Two long rectangular reactor components mounted side-by-side in a laboratory setup, with tubing and connection ports visible around the edges.
An internal view of the reactor system (image credit: Bruce Logan).

US researchers have developed a microbial electrosynthesis reactor system that converts carbon dioxide and renewable electricity into methane, while demonstrating that the technology can be scaled up roughly tenfold without losing efficiency — a step that could help move the long-studied approach beyond laboratory-scale systems.

The work addresses one of the central challenges associated with renewable energy: long-duration energy storage.

“Traditionally, large-scale, long-term storage means pumping water uphill and letting it flow back down through turbines,” said Bruce Logan, director of Penn State’s Institute of Energy and the Environment and corresponding author on the study. “If you’re talking seasonal storage, you really need to put that energy into a chemical form.”

The system uses electricity from renewable sources such as solar and wind to split water and generate hydrogen. Methanogenic microorganisms then consume the hydrogen and combine it with carbon dioxide to produce methane — the primary component of natural gas.

“The big picture is that we can use low-cost renewable electricity to make methane that can go into existing storage and pipeline systems,” said Logan, Evan Pugh University Professor and Kappe Professor of Environmental Engineering in Penn State’s Department of Civil and Environmental Engineering.

Researchers said microbial electrosynthesis has historically struggled with low efficiencies and difficulties scaling up beyond small experimental devices. The new study focused on overcoming those barriers through reactor design.

The team developed an enlarged “zero-gap” reactor configuration in which electrodes are separated only by a membrane, reducing internal electrical resistance and improving energy transfer efficiency.

According to the researchers, the redesigned system increased electrode area by approximately tenfold while extending the flow path to nearly one foot. Despite the larger dimensions, the reactor maintained stable performance.

“Even though we made the system much bigger, the internal resistance didn’t get worse,” Logan said. “That’s because we were able to use the hydrogen coming off the electrodes much more efficiently.”

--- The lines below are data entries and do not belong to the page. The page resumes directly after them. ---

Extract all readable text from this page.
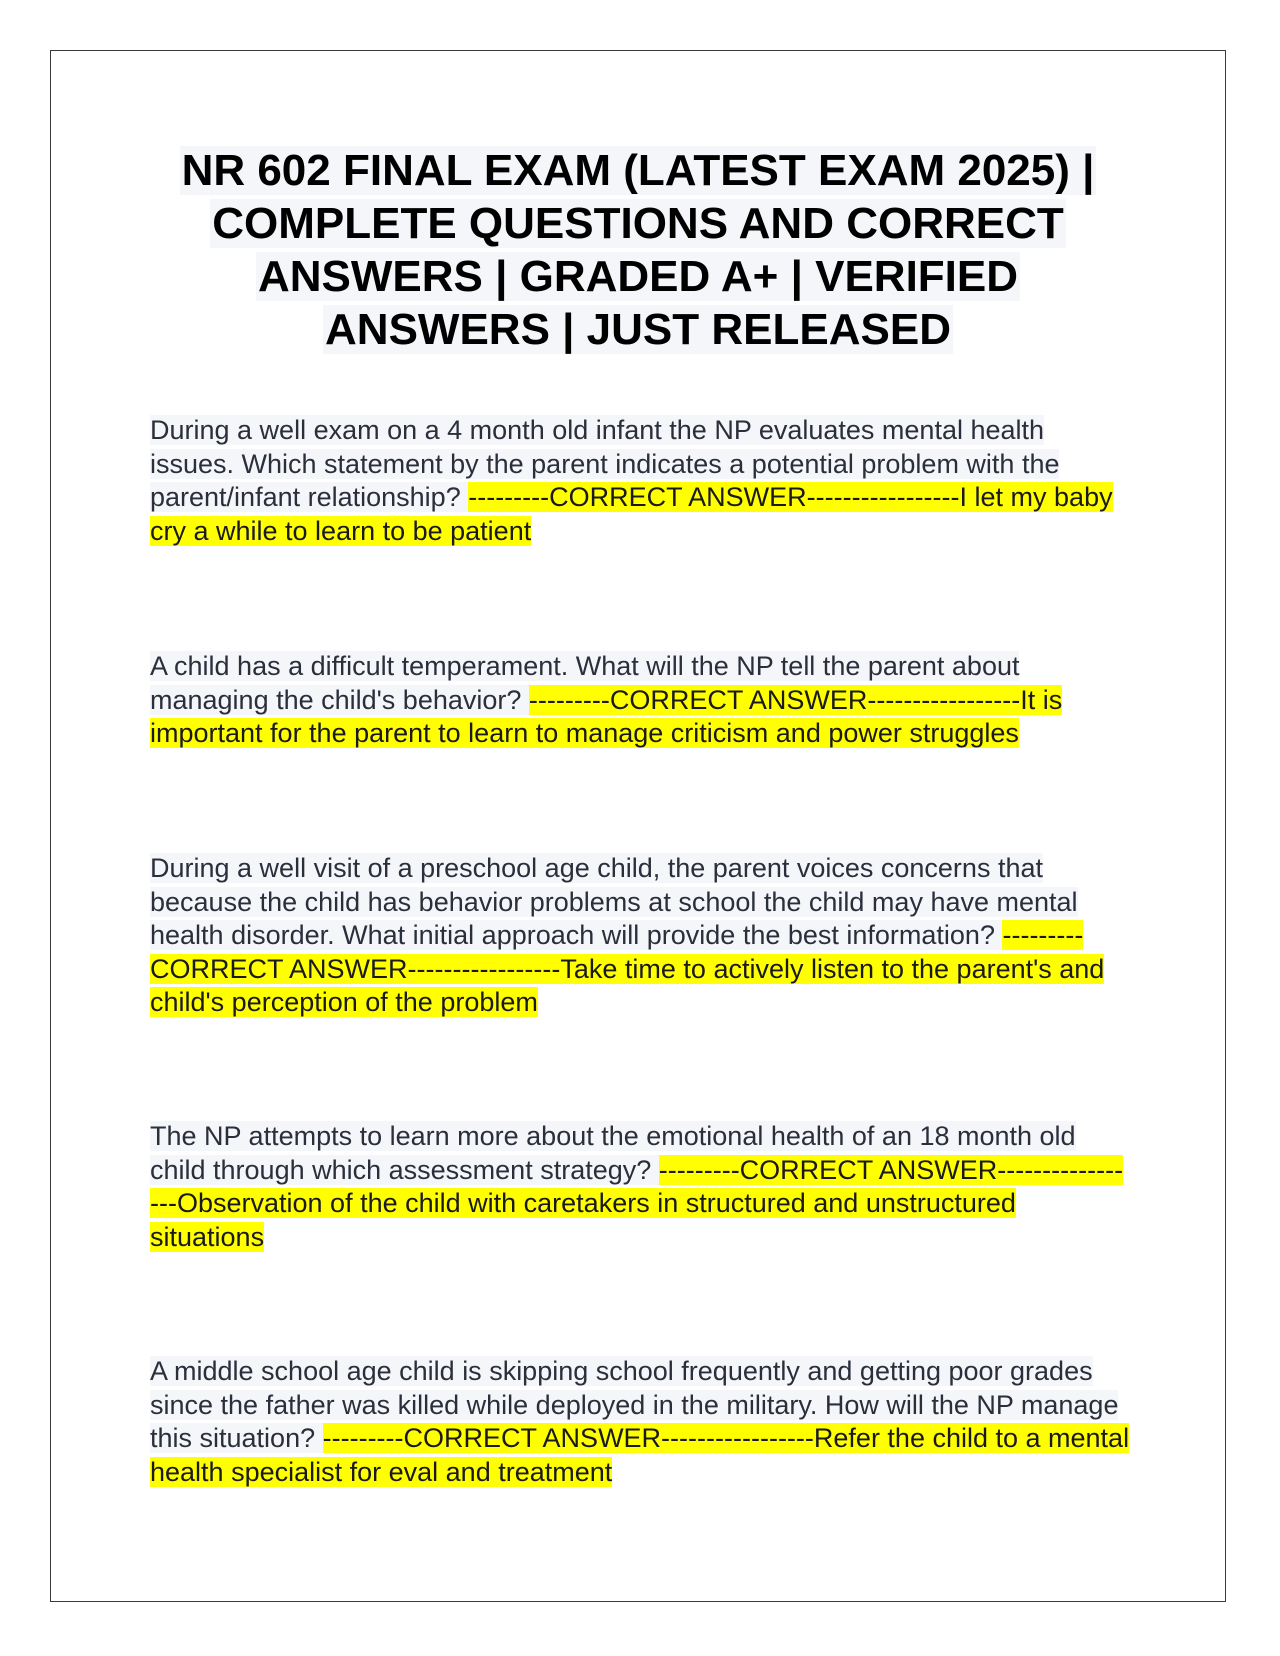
NR 602 FINAL EXAM (LATEST EXAM 2025) |
COMPLETE QUESTIONS AND CORRECT
ANSWERS | GRADED A+ | VERIFIED
ANSWERS | JUST RELEASED
During a well exam on a 4 month old infant the NP evaluates mental health issues. Which statement by the parent indicates a potential problem with the parent/infant relationship? ---------CORRECT ANSWER-----------------I let my baby cry a while to learn to be patient
A child has a difficult temperament. What will the NP tell the parent about managing the child's behavior? ---------CORRECT ANSWER-----------------It is important for the parent to learn to manage criticism and power struggles
During a well visit of a preschool age child, the parent voices concerns that because the child has behavior problems at school the child may have mental health disorder. What initial approach will provide the best information? ---------CORRECT ANSWER-----------------Take time to actively listen to the parent's and child's perception of the problem
The NP attempts to learn more about the emotional health of an 18 month old child through which assessment strategy? ---------CORRECT ANSWER-----------------Observation of the child with caretakers in structured and unstructured situations
A middle school age child is skipping school frequently and getting poor grades since the father was killed while deployed in the military. How will the NP manage this situation? ---------CORRECT ANSWER-----------------Refer the child to a mental health specialist for eval and treatment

The reactor also uses multiple flow ports to improve the distribution of gases and liquids throughout the system, helping maintain consistent operating conditions.

In laboratory tests conducted at 30°C, the system produced up to 6.9 litres of methane per litre of reactor volume per day. Researchers reported coulombic efficiencies above 95%, meaning most of the electrical energy supplied to the reactor was converted into methane rather than unwanted byproducts.

Energy efficiency reached approximately 45% to 47%, which the researchers said places the system among the best-performing microbial electrosynthesis technologies reported under standard conditions.

“We’re taking electricity and turning it into methane at an efficiency on the order of 45% to 47%,” Logan said. “Starting from carbon dioxide and electrons and upgrading that into methane — that’s pretty good.”

The study also sheds light on the mechanism driving methane production in the reactor.

Rather than relying on microorganisms to directly extract electrons from electrodes — a comparatively slow process — the system first generates hydrogen through water splitting. Methanogens then rapidly consume the hydrogen to produce methane.

“We split water to make hydrogen, and the methanogens are right there to use it immediately,” Logan said. “You can think of it as a water electrolyzer, which uses electricity to split water into hydrogen and oxygen, combined with a biological system.”

Researchers said the hydrogen-mediated approach enables higher current densities and faster methane production than earlier microbial electrosynthesis methods.

The findings suggest the technology could eventually be integrated with renewable energy facilities to provide long-duration energy storage using existing gas infrastructure.

“I see methane generation plants built next to solar or wind farms,” Logan said. “Instead of putting electricity onto the grid, you use it on site to produce methane and inject that into gas lines.”

The researchers noted that commercial viability will depend heavily on access to low-cost renewable electricity, continued improvements in reactor materials and careful control of methane leakage, which could undermine climate benefits if emissions escape into the atmosphere.

Even so, the work points toward a possible pathway for recycling carbon dioxide into a storable and transportable fuel using renewable energy.

“We don’t need to dig methane out of the ground,” Logan said. “We can use carbon dioxide we’re already producing and turn it into something useful.”

The study was published in the journal Water Research.